Start the day with a low-potassium breakfast that includes an English muffin with margarine, 1 1/2 cups of unsweetened puffed corn cereal and two medium eggs, suggests Dr. George Bakris and registered dietitian Barbara Olendzki in the UpToDate.com clinical online community. Avoid slathering peanut butter on a muffin because two tablespoons have 214 milligrams compared to the four milligrams in your margarine, according to the Drugs.com potassium guide. Serve fruit juices like cranberry or apple instead of orange juice that's loaded with potassium.
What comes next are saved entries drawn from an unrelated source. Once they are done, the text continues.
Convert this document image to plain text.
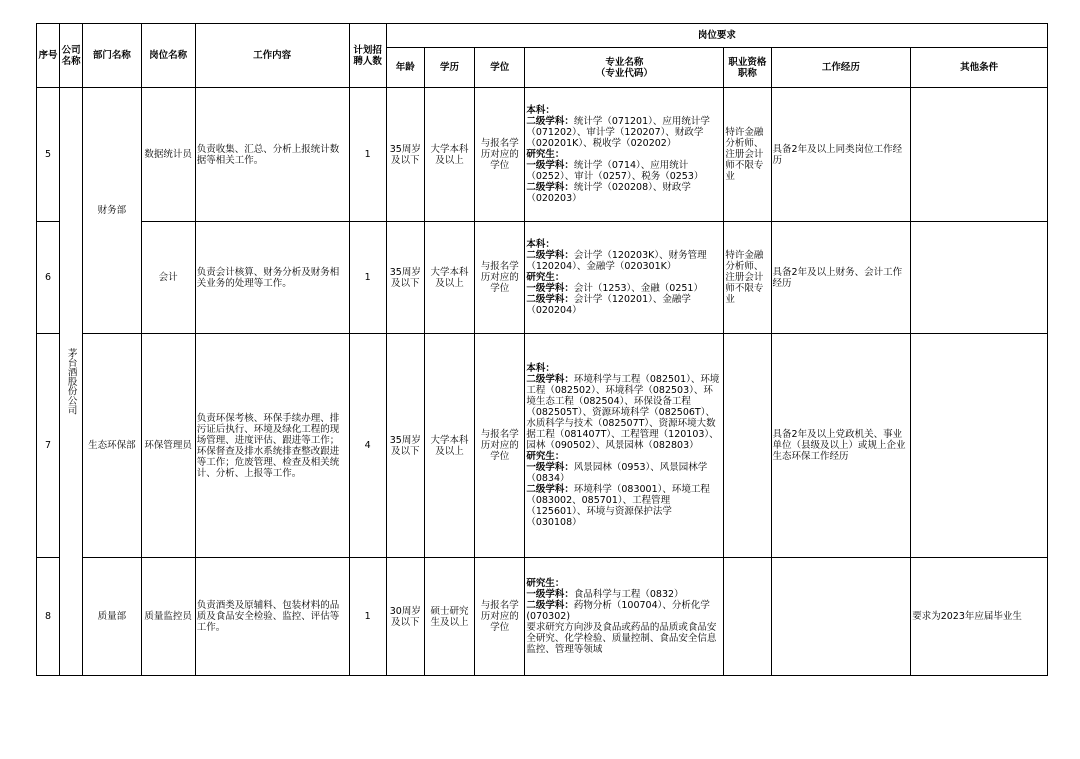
序号	公司名称	部门名称	岗位名称	工作内容	计划招聘人数	岗位要求						
						年龄	学历	学位	专业名称
（专业代码）	职业资格职称	工作经历	其他条件
5	茅台酒股份公司	财务部	数据统计员	负责收集、汇总、分析上报统计数据等相关工作。	1	35周岁及以下	大学本科及以上	与报名学历对应的学位	本科：
二级学科：统计学（071201）、应用统计学（071202）、审计学（120207）、财政学（020201K）、税收学（020202）
研究生：
一级学科：统计学（0714）、应用统计（0252）、审计（0257）、税务（0253）
二级学科：统计学（020208）、财政学（020203）	特许金融分析师、注册会计师不限专业	具备2年及以上同类岗位工作经历	
6			会计	负责会计核算、财务分析及财务相关业务的处理等工作。	1	35周岁及以下	大学本科及以上	与报名学历对应的学位	本科：
二级学科：会计学（120203K）、财务管理（120204）、金融学（020301K）
研究生：
一级学科：会计（1253）、金融（0251）
二级学科：会计学（120201）、金融学（020204）	特许金融分析师、注册会计师不限专业	具备2年及以上财务、会计工作经历	
7		生态环保部	环保管理员	负责环保考核、环保手续办理、排污证后执行、环境及绿化工程的现场管理、进度评估、跟进等工作；环保督查及排水系统排查整改跟进等工作；危废管理、检查及相关统计、分析、上报等工作。	4	35周岁及以下	大学本科及以上	与报名学历对应的学位	本科：
二级学科：环境科学与工程（082501）、环境工程（082502）、环境科学（082503）、环境生态工程（082504）、环保设备工程（082505T）、资源环境科学（082506T）、水质科学与技术（082507T）、资源环境大数据工程（081407T）、工程管理（120103）、园林（090502）、风景园林（082803）
研究生：
一级学科：风景园林（0953）、风景园林学（0834）
二级学科：环境科学（083001）、环境工程（083002、085701）、工程管理（125601）、环境与资源保护法学（030108）		具备2年及以上党政机关、事业单位（县级及以上）或规上企业生态环保工作经历	
8		质量部	质量监控员	负责酒类及原辅料、包装材料的品质及食品安全检验、监控、评估等工作。	1	30周岁及以下	硕士研究生及以上	与报名学历对应的学位	研究生：
一级学科：食品科学与工程（0832）
二级学科：药物分析（100704）、分析化学(070302)
要求研究方向涉及食品或药品的品质或食品安全研究、化学检验、质量控制、食品安全信息监控、管理等领域			要求为2023年应届毕业生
Enjoy a noontime break with three ounces of turkey on bread with low-fat mayonnaise. Toss a small garden salad with lettuce, cucumber, carrot, hard-boiled egg and low-fat cheddar cheese. Top with a light dressing. Incorporate some snacks into your daily routine. An apple and some cheddar cheese make filling mid-morning and afternoon snacks. Other suggestions include a tangerine or two small reduced-fat oatmeal cookies to keep you or your child going without throwing too much unwanted potassium into the mix.
Be diligent in watching your portion sizes of meats at dinner when reducing potassium consumption. Four ounces of baked skinless chicken falls into this restricted diet because it contains 287 milligrams of potassium. Coat a chicken breast with a dab of oil and crushed croutons for extra taste. A comparable second choice is three ounces of cooked lean beef that contains 224 milligrams. Finish your meal with salt-free cooked green beans and a cup of white rice cooked in unsalted water.
Some of your favorite calcium-rich products can boost your potassium levels, reports Drugs.com. One cup of 2 percent milk contains 377 milligrams, while six ounces of yogurt has nearly 400 milligrams. Half a cup of vanilla ice cream is considered to be moderate in its level of potassium, with 151 milligrams. Your best bets are an ounce of cheddar cheese with 28 milligrams or American cheese with 79 milligrams per ounce.